A diabetes melito tipo 1 (DM1) é a forma mais agressiva e é considerada o resultado de um processo autoimune específico contra as células-beta pancreáticas, ou seja, a formação de anticorpos que atacam as células beta, levando a deficiência de insulina.
O sistema imunológico é treinado para não atacar as células próprias. Eventualmente, essa “tolerância” imunológica falha e o resultado é uma doença autoimune, onde o sistema imunológico passa a atacar e danificar o tecido saudável.
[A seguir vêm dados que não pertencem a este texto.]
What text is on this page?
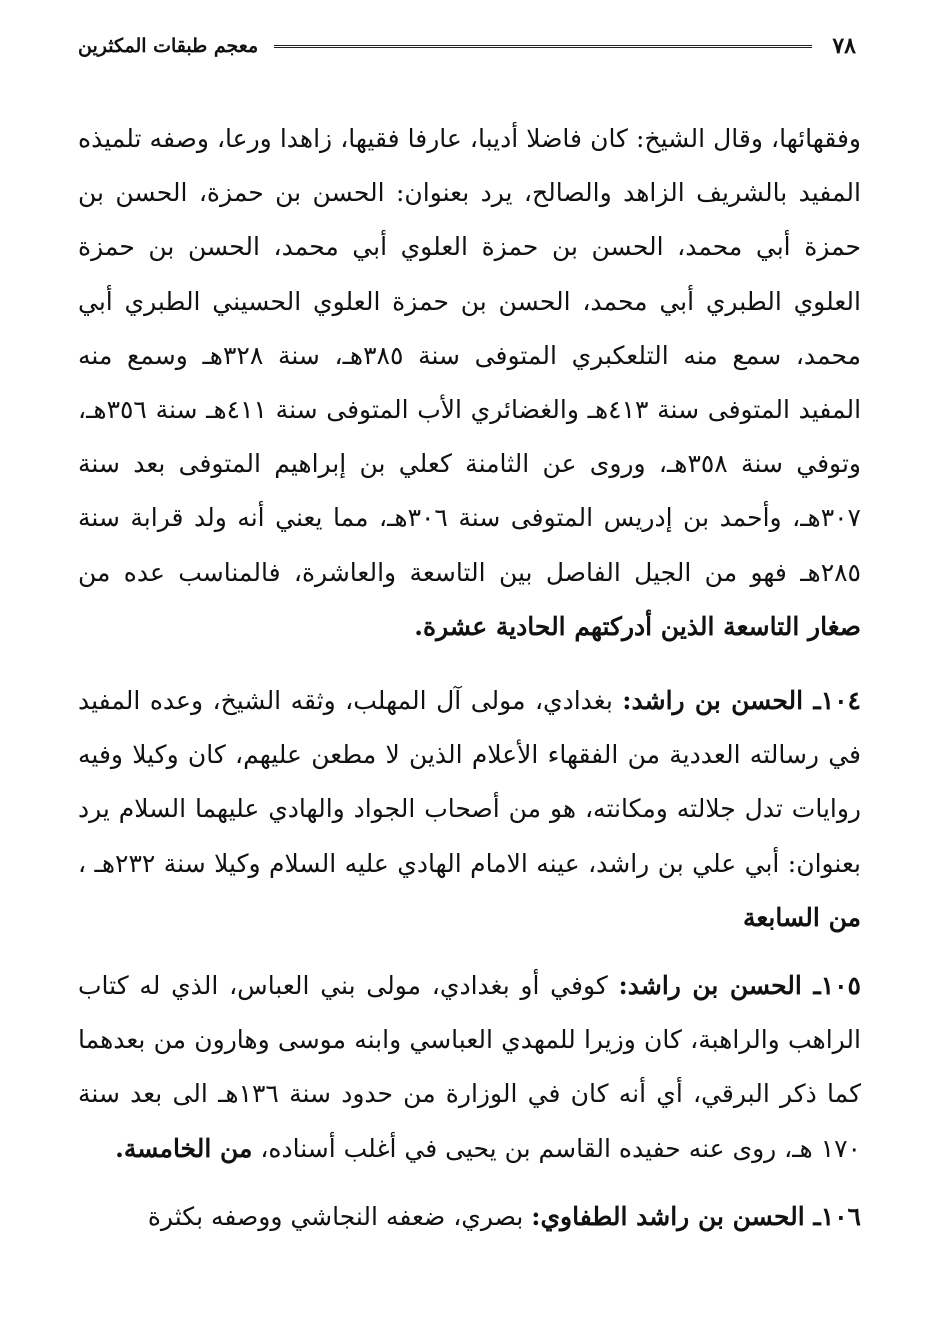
٧٨
معجم طبقات المكثرين

وفقهائها، وقال الشيخ: كان فاضلا أديبا، عارفا فقيها، زاهدا ورعا، وصفه تلميذه المفيد بالشريف الزاهد والصالح، يرد بعنوان: الحسن بن حمزة، الحسن بن حمزة أبي محمد، الحسن بن حمزة العلوي أبي محمد، الحسن بن حمزة العلوي الطبري أبي محمد، الحسن بن حمزة العلوي الحسيني الطبري أبي محمد، سمع منه التلعكبري المتوفى سنة ٣٨٥هـ، سنة ٣٢٨هـ وسمع منه المفيد المتوفى سنة ٤١٣هـ والغضائري الأب المتوفى سنة ٤١١هـ سنة ٣٥٦هـ، وتوفي سنة ٣٥٨هـ، وروى عن الثامنة كعلي بن إبراهيم المتوفى بعد سنة ٣٠٧هـ، وأحمد بن إدريس المتوفى سنة ٣٠٦هـ، مما يعني أنه ولد قرابة سنة ٢٨٥هـ فهو من الجيل الفاصل بين التاسعة والعاشرة، فالمناسب عده من صغار التاسعة الذين أدركتهم الحادية عشرة.

١٠٤ـ الحسن بن راشد: بغدادي، مولى آل المهلب، وثقه الشيخ، وعده المفيد في رسالته العددية من الفقهاء الأعلام الذين لا مطعن عليهم، كان وكيلا وفيه روايات تدل جلالته ومكانته، هو من أصحاب الجواد والهادي عليهما السلام يرد بعنوان: أبي علي بن راشد، عينه الامام الهادي عليه السلام وكيلا سنة ٢٣٢هـ ، من السابعة

١٠٥ـ الحسن بن راشد: كوفي أو بغدادي، مولى بني العباس، الذي له كتاب الراهب والراهبة، كان وزيرا للمهدي العباسي وابنه موسى وهارون من بعدهما كما ذكر البرقي، أي أنه كان في الوزارة من حدود سنة ١٣٦هـ الى بعد سنة ١٧٠ هـ، روى عنه حفيده القاسم بن يحيى في أغلب أسناده، من الخامسة.

١٠٦ـ الحسن بن راشد الطفاوي: بصري، ضعفه النجاشي ووصفه بكثرة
O complexo principal de histocompatibilidade (MHC – Major Histocompatibility Complex) é um grande complexo gênico com múltiplos loci cujas moléculas apresentam antígenos proteicos às células do sistema imune, participando assim do processo de rejeição de tecidos estranhos ou próprios. Isso geralmente acontece em coordenação com o sistema imunológico que desencadeia uma resposta imediata contra esses corpos estranhos. A saber, nos humanos, esse conjunto gênico denomina-se HLA (Human Leukocyte Antigens).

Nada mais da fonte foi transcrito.